The tension between the sci-fi protagonist’s expectations and the fantasy world he inhabits becomes a key element of the story. But what is it? Is it sci-fi or is it fantasy? This actually matters because science fiction and fantasy have distinct tropes and if a reader expects one set of tropes and suddenly gets another they may not be pleasantly surprised.
Now in this example, the subversion of expectations is handled elegantly by Ware, who allows the protagonist to voice the science fiction expectations only to find himself by turns frustrated and enthused by the differences between the expected world and the one he is in.

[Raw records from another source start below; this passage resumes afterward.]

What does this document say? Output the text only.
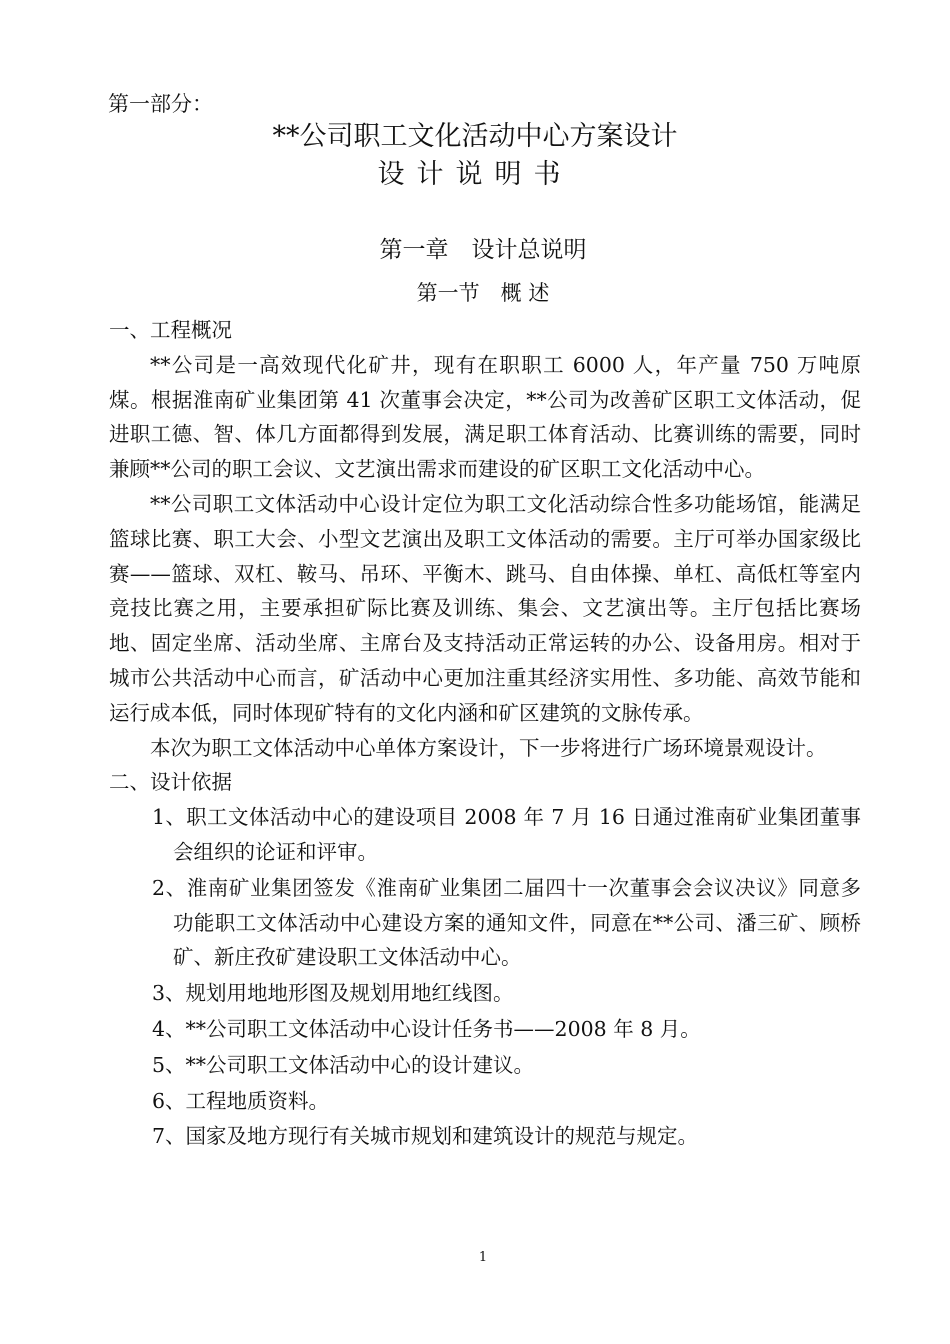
第一部分：
**公司职工文化活动中心方案设计
设计说明书
第一章　设计总说明
第一节　概 述

一、工程概况

**公司是一高效现代化矿井，现有在职职工 6000 人，年产量 750 万吨原煤。根据淮南矿业集团第 41 次董事会决定，**公司为改善矿区职工文体活动，促进职工德、智、体几方面都得到发展，满足职工体育活动、比赛训练的需要，同时兼顾**公司的职工会议、文艺演出需求而建设的矿区职工文化活动中心。

**公司职工文体活动中心设计定位为职工文化活动综合性多功能场馆，能满足篮球比赛、职工大会、小型文艺演出及职工文体活动的需要。主厅可举办国家级比赛——篮球、双杠、鞍马、吊环、平衡木、跳马、自由体操、单杠、高低杠等室内竞技比赛之用，主要承担矿际比赛及训练、集会、文艺演出等。主厅包括比赛场地、固定坐席、活动坐席、主席台及支持活动正常运转的办公、设备用房。相对于城市公共活动中心而言，矿活动中心更加注重其经济实用性、多功能、高效节能和运行成本低，同时体现矿特有的文化内涵和矿区建筑的文脉传承。

本次为职工文体活动中心单体方案设计，下一步将进行广场环境景观设计。

二、设计依据

1、职工文体活动中心的建设项目 2008 年 7 月 16 日通过淮南矿业集团董事会组织的论证和评审。
2、淮南矿业集团签发《淮南矿业集团二届四十一次董事会会议决议》同意多功能职工文体活动中心建设方案的通知文件，同意在**公司、潘三矿、顾桥矿、新庄孜矿建设职工文体活动中心。
3、规划用地地形图及规划用地红线图。
4、**公司职工文体活动中心设计任务书——2008 年 8 月。
5、**公司职工文体活动中心的设计建议。
6、工程地质资料。
7、国家及地方现行有关城市规划和建筑设计的规范与规定。
1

Of course some stories don’t have to actually pull a bait and switch to meander over genre lines. Look at any comic book: Power-armour clad scientists duking it out with gods carrying magic weapons; aliens and wizards collaborating; time travellers and mutants and mystical prophecies all jumbled together. There’s some very interesting and fertile ground for stories in the spaces between genres.
But how to sell them?
That’s been a perennial problem for comics, which have struggled against the idea that they are somehow “lower” artistically than other stories basically forever.
In the end, I think Quill and Quire gets it right. Authors will generally, eventually, find a home for good work. In time, no matter how hard it is to sell, somebody will probably at least give it a shot. If they do, and if they sell successfully, hey, voila a new marketing category is born.
And then everybody will be complaining about how many awful steampunk zombie mashup retellings of classic novels they keep seeing in their bookstores, no matter how bold the initial concept of something so bizarre might be.
So, I guess, I’d say this – write your story and write it well. Never, while writing, consider the marketing category. You can pigeonhole your book after you’ve finished it.
Because you will have to think about it. And that’s when it’s time to assemble your elevator pitch. But in the meantime don’t sweat it.